Все-таки удержаться от иронии ему трудно.
- Врачи! - восклицает Белла. - Какая чушь!
- Ты не веришь в медицину?
- Что они понимают, врачи? Здешние, я имею в виду, из районной
поликлиники. А бюллетень мне не нужен.
"Неужели она преследует какие-то дальние цели?" - приходит мне в
голову, но не хочется так думать.
- Идея! - восклицает Роберт. - Санаторий! Я думаю, санаторий - это то,
что нам надо.
Он ничего не думает по этому поводу и не хочет думать, но он должен с
ней считаться, она его жена. Он думает так: пусть поедет, проветрится,
потанцует, позагорает. Пусть ей будет весело, а у него куча работы, ему и
так весело.
Перед нами молодая женщина с яркими ореховыми глазами на очень белом
лице и темными, как будто ржавыми волосами. Сейчас, когда она врет и
возбуждена, она еще красивее, чем обычно. Роберт любуется ею. Она
продолжает валять дурака, изображать болезнь, которую даже не потрудилась
выдумать как-нибудь поскладнее.
- А есть такие санатории? - спрашивает она слабым голосом человека,
далекого от всех дел на этой грубой земле.
- Найдем тебе, крошка, все, что пожелаешь. А сейчас ужин на скорую
руку.
Я откладываю свой разговор.
За ужином переходим от пункта первого - болезни, - оставшегося
нерешенным, к пункту второму - трудоустройству, - который также не будет
решен.
- Я хочу идти работать, вы можете это понять! - Белла говорит это так,
как будто мы ее не пускаем.
- Ласонька, иди! - улыбается Роберт. - Я не против.

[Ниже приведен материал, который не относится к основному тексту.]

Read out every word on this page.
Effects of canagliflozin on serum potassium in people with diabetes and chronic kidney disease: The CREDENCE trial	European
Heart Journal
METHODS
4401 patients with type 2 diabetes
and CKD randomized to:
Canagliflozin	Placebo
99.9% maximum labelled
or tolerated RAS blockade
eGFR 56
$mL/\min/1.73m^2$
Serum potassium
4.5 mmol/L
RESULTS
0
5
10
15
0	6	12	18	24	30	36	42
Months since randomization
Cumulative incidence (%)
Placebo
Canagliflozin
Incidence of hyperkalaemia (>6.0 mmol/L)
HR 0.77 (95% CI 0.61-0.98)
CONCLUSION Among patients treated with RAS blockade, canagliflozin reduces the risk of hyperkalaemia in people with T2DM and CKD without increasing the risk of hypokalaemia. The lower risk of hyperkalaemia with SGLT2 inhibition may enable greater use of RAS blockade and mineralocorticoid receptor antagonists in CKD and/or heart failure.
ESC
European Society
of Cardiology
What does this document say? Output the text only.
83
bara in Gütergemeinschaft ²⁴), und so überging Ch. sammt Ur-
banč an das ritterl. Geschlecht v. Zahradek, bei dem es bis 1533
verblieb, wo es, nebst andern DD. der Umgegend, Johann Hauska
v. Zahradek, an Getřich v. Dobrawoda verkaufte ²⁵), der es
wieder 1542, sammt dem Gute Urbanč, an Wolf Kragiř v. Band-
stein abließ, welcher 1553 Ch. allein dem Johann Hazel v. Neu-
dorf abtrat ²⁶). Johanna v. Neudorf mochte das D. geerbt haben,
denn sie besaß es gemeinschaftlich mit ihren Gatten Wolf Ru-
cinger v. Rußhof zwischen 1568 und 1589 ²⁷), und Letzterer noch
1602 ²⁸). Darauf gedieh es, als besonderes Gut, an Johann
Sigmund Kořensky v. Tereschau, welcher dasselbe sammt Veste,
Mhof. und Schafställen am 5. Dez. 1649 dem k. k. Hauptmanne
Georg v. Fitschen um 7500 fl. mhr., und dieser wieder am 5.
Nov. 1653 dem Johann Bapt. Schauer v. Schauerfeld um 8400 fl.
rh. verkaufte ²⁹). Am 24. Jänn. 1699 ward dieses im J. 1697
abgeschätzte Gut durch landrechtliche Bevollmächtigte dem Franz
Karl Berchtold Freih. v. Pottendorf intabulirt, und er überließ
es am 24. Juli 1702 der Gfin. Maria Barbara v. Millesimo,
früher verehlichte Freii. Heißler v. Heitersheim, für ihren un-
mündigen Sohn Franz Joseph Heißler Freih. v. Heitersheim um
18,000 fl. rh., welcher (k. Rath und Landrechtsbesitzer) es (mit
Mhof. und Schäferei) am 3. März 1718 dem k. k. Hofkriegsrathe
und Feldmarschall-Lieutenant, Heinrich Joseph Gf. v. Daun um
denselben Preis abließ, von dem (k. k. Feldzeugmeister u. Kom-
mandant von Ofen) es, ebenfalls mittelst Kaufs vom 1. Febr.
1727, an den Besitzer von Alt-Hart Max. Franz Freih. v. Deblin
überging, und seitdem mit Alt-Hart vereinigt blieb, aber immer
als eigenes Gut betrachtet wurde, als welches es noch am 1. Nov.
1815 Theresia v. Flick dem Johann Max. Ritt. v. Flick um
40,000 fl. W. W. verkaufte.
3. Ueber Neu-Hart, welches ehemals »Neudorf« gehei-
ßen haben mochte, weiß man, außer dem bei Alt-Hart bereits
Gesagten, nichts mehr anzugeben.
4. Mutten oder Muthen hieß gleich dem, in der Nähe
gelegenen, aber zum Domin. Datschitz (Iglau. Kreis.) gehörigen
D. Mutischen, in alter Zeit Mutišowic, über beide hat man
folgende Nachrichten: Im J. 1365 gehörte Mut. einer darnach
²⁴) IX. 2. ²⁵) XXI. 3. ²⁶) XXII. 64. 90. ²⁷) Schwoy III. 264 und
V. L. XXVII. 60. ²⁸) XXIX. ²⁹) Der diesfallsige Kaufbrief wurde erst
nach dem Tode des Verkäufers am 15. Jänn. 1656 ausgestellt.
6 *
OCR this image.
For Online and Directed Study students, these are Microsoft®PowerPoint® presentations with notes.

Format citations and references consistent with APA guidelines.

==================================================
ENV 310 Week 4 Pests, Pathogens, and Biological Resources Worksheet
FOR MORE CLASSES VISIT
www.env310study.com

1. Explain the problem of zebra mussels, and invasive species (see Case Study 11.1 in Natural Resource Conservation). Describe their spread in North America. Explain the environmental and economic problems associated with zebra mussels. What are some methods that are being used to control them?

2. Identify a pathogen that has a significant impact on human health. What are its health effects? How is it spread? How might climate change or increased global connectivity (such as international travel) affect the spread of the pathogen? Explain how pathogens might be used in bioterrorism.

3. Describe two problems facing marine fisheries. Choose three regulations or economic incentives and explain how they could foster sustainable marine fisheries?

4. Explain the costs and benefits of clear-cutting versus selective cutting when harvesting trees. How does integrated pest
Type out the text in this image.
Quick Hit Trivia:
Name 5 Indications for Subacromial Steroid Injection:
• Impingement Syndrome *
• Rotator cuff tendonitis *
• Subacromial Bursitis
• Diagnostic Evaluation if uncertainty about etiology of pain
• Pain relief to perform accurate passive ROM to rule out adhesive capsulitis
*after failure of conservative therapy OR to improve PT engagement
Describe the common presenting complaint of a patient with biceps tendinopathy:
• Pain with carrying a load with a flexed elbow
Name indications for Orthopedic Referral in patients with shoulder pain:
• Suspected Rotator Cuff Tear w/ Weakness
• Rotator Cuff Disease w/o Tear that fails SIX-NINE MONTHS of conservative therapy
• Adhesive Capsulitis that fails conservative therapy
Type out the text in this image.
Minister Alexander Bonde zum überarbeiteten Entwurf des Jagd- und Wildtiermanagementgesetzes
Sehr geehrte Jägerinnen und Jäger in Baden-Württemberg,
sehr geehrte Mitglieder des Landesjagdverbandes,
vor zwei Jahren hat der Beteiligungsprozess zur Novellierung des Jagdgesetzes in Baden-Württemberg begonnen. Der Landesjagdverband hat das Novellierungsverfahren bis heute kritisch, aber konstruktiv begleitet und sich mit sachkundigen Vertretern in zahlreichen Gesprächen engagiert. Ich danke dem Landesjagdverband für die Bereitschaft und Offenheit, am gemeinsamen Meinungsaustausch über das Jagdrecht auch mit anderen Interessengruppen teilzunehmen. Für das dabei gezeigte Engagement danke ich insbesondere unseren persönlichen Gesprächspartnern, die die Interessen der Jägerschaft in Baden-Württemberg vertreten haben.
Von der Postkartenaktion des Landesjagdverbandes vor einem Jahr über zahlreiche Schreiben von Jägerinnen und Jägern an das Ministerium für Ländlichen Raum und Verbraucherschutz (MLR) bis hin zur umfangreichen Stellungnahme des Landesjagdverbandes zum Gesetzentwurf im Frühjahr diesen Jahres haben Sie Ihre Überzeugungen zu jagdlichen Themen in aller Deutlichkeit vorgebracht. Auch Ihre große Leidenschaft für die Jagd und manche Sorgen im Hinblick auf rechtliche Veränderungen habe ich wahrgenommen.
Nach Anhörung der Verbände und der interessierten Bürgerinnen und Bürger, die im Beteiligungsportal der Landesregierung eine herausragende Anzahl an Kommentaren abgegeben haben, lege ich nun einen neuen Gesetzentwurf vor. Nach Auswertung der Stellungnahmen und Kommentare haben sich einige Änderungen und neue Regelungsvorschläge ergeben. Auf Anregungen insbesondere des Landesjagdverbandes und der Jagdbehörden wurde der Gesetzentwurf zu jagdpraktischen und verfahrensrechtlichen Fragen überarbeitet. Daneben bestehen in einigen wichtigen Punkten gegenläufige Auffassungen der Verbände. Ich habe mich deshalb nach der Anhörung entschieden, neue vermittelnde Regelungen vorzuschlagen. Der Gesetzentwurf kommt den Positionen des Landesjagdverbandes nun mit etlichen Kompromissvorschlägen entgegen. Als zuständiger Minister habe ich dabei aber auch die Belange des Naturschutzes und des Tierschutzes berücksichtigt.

- К вам в институт я не пойду.
- Не надо, - с готовностью отзывается Роберт. - Мудро.
- Тогда куда?
- Маша, посоветуй. - Роберт встает, он почти не ел, выпил рюмку
коньяку, стакан чаю и пошел к себе.
Немного погодя он зовет меня.
- Понимаешь, - говорит он усталым голосом, - конечно, ей скучно,
бедняге. И работы для нее интересной нет. Мне что? Мне знаешь, как говорил
Чернышевский, - мне бы в какой-нибудь Саратов и на сто рублей серебром
книг, и никакого университета не надо. А ей... надо. - Он горько
усмехается.
- Не люблю Чернышевского, - замечает Белла, подходя к нам. Взгляд у нее
несчастный и подозрительный.
Полки в кабинете перекосило от непомерного количества книг, которые
туда напиханы. Книги по специальности.
- Я зулус, - вздыхает Роберт, - на художественную литературу меня не
хватает. Беллочка читает.
Серая канцелярская лампа на его столе имеет такой вид, как будто ей
свернули шею. Это удобная для работы лампа, но в ее серебряно-серой
самолетной окраске и в ее форме что-то беспощадное, от нашего века,
признающего только одно - работу.
- Робик, - говорю я, понимая, что ему не до меня и моих дел. - Разведка
донесла: Тереж орудует в Комитете против меня, я, дескать, запорола
перспективную тему и самовольно взялась за другое.
- Ну да, он недавно ездил в Москву, я ему командировку подписывал, -
рассеянно говорит Роберт. - Почему-то я еще должен все командировки
подписывать.
Мукой стало с ним разговаривать.
- Как ты все-таки считаешь: надо мне что-то делать или плевать?
- Для тебя будет в миллион раз лучше наплевать. Включаться в такие
штуки обходится много дороже. Разве ты этого не знаешь?
Я это знала, несмотря на свой малый опыт. Интриги можно только
презирать, участвовать в них - ни в коем случае.
И все-таки Роберт чересчур спокоен, чересчур рассудителен и
ограничивается общими советами. Я рассчитывала, что он предложит свою
помощь. Он не делает этого. Ведь он мог помочь, поддержать меня, нажать в
Комитете, не знаю, что еще, ему виднее.
- Мудрость и спокойствие, - говорит Роберт, - не поддаваться. Я знаю не
только людей, но целые институты, которые лихорадит от склок. Мы с тобой
современные деятели, дорогая, хотим работать, а склочничать не хотим.
Он сочувственно смотрит на меня энергичными блестящими глазами и
призывает быть на высоте, но я понимаю, что он хочет только, чтобы я ушла,
оставила его одного. Вон на столе под беспощадным светом лампы ворохи,
исписанных листов его книги, с которых он не снимает руки, и часы - они
показывают катастрофу, лихорадку, сумасшедший дом.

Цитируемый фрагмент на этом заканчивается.